Party well at work? Let’s talk about what I DON’T mean.
I believe in celebrating a company anniversary, a project milestone, throwing a holiday bash. The official stuff.
I don’t mean that.
Don’t mean being the party that closes the hotel bar at 1 am and has a hang-over the next morning and regrets its indiscretions.
Party well at work is a mindset.
My colleague Robert and I spent three days last week with a high-energy team of international engineers and R&D folks. China, Malaysia, Sweden, Denmark, India, Jordan, the UK, and the US were in the house.
After the first dinner out, Robert observed “These folks know how to party.”
Agreed. And it’s not about the amount of booze that was consumed.
This is the mindset.
We go out and break bread. We don’t treat it as an obligation. We like to do it. We look forward to it.
WE GET IT. We don’t fake the community-building part. We have turned the switch.
And we frown on the one who finds reasons to not join. I have family obligations. Honor your family obligations. And pardon the cliché, honor the fellowship among your work family.
This is what partying well at work looks like.
The collective energy is high. We are light-hearted with one another. We enjoy communicating with each other beyond project constraints. The fun stuff and the deep stuff. And we feel closer to one or several of our colleagues after our party-time.
Sounds simple, doesn’t it?
I attend my share of business functions. I can instantly smell when a group merely goes through the motions.

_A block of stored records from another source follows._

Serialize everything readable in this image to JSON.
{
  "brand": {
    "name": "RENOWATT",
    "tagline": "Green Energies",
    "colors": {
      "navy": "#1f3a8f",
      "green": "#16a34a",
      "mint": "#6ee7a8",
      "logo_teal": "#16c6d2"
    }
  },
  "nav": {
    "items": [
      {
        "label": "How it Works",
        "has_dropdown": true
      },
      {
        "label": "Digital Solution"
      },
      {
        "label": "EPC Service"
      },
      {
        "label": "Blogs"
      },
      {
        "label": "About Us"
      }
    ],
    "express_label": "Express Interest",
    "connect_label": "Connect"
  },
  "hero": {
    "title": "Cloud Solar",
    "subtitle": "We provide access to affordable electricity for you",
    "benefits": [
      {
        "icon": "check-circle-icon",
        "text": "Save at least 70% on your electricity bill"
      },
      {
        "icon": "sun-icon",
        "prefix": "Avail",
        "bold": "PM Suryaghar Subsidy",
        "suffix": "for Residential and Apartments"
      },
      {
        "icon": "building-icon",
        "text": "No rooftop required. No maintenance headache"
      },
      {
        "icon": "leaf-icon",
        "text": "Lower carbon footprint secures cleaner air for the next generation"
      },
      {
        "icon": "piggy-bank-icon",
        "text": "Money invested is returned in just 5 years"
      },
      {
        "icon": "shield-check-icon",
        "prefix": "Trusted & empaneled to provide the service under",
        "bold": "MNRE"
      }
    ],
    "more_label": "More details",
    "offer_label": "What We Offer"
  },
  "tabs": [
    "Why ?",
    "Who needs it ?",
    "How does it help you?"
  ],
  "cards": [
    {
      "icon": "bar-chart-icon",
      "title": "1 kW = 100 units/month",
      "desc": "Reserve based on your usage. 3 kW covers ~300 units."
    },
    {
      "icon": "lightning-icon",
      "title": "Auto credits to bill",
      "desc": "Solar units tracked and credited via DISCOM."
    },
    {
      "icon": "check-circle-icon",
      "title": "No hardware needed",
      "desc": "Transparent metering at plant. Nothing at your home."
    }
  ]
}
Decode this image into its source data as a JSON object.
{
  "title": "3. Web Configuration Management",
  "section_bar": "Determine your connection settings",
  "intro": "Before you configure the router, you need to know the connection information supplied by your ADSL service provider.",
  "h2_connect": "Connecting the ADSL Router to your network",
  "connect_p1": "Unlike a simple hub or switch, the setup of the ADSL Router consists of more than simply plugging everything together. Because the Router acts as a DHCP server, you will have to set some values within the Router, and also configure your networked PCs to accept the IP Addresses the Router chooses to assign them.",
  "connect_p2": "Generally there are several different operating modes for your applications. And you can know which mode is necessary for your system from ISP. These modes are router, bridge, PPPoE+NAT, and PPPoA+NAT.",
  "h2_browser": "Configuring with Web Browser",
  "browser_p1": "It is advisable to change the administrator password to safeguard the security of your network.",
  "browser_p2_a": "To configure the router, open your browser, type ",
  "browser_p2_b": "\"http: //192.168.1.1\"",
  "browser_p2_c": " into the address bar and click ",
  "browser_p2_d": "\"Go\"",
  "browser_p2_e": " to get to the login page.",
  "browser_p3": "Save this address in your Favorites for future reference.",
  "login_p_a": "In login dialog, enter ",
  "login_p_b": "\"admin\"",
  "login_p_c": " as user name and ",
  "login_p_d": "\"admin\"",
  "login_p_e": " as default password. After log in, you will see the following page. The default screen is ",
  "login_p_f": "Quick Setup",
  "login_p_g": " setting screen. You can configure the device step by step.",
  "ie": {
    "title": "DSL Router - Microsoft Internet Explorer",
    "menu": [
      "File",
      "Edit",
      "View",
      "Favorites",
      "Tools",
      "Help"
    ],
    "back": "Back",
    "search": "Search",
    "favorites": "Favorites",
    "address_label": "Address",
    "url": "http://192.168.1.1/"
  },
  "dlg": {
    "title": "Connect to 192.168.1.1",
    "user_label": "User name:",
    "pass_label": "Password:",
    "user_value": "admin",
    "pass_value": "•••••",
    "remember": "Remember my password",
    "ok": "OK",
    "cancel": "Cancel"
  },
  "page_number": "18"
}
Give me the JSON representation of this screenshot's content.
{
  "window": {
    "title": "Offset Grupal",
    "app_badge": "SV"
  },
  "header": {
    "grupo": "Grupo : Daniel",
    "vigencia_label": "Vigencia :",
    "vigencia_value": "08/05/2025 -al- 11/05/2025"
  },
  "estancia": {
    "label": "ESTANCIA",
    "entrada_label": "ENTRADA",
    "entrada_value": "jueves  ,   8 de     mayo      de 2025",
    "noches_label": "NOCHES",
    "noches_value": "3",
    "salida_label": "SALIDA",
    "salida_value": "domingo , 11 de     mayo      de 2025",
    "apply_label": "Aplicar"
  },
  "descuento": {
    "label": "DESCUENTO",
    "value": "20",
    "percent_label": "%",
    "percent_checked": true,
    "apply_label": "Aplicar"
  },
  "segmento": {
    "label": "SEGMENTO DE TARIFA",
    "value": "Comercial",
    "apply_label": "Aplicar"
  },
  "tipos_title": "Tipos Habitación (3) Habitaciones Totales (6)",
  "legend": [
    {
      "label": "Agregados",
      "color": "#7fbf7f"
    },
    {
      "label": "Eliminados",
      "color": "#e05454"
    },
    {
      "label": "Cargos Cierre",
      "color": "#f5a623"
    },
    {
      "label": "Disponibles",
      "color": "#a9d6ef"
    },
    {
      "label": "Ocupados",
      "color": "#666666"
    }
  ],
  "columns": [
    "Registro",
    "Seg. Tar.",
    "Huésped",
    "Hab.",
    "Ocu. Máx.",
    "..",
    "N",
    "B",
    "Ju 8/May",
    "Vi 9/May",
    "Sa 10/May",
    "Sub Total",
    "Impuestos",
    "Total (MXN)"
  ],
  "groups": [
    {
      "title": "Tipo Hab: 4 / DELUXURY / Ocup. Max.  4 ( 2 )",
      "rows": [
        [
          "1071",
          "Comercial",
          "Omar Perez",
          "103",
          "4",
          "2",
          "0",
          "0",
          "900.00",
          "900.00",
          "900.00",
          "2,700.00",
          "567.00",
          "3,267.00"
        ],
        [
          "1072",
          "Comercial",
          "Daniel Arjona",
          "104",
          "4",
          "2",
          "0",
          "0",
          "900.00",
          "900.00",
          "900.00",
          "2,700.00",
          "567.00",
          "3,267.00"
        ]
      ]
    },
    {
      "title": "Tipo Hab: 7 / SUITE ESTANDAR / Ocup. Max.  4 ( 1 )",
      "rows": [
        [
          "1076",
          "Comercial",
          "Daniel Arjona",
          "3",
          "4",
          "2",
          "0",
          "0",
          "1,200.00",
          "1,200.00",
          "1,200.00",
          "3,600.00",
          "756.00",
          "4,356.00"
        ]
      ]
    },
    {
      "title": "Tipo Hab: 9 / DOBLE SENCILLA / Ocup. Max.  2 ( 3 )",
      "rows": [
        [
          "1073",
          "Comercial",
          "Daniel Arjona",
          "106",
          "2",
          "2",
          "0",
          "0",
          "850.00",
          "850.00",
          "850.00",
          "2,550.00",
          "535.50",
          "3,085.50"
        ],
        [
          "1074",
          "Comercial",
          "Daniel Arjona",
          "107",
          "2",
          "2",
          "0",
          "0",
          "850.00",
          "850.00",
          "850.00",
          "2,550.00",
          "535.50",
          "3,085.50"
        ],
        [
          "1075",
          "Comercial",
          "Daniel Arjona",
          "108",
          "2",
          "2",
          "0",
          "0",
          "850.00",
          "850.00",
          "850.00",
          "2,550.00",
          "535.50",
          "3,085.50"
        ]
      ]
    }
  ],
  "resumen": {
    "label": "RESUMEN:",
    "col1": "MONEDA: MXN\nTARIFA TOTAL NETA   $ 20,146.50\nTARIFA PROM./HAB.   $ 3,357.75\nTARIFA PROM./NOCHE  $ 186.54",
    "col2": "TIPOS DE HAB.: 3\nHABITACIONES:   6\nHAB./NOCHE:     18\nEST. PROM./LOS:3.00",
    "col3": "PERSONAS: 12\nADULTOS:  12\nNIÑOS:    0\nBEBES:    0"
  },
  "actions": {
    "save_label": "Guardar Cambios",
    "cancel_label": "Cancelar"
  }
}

We eat together. We don’t party well.
It begins with a personal choice. I have coached numerous business leaders who do inner battle with the social demands of being a professional. STOP fighting it. STOP faking your way through a social event. Yes, you may be an introvert, you may be tired that day. Now DROP the resistance.
It’s part of your job. You will not succeed without it. Community-building is non-negotiable. You will not like everyone in this community. Some folks, in fact, may irk you to no end, just like members of your own family do.
BUT YOU GET IT. This is a community, not an accidental gathering of folks.
Communities that thrive know how to party well.
Partying well is great fun, to boot.
Why on earth would you NOT want to party well at work?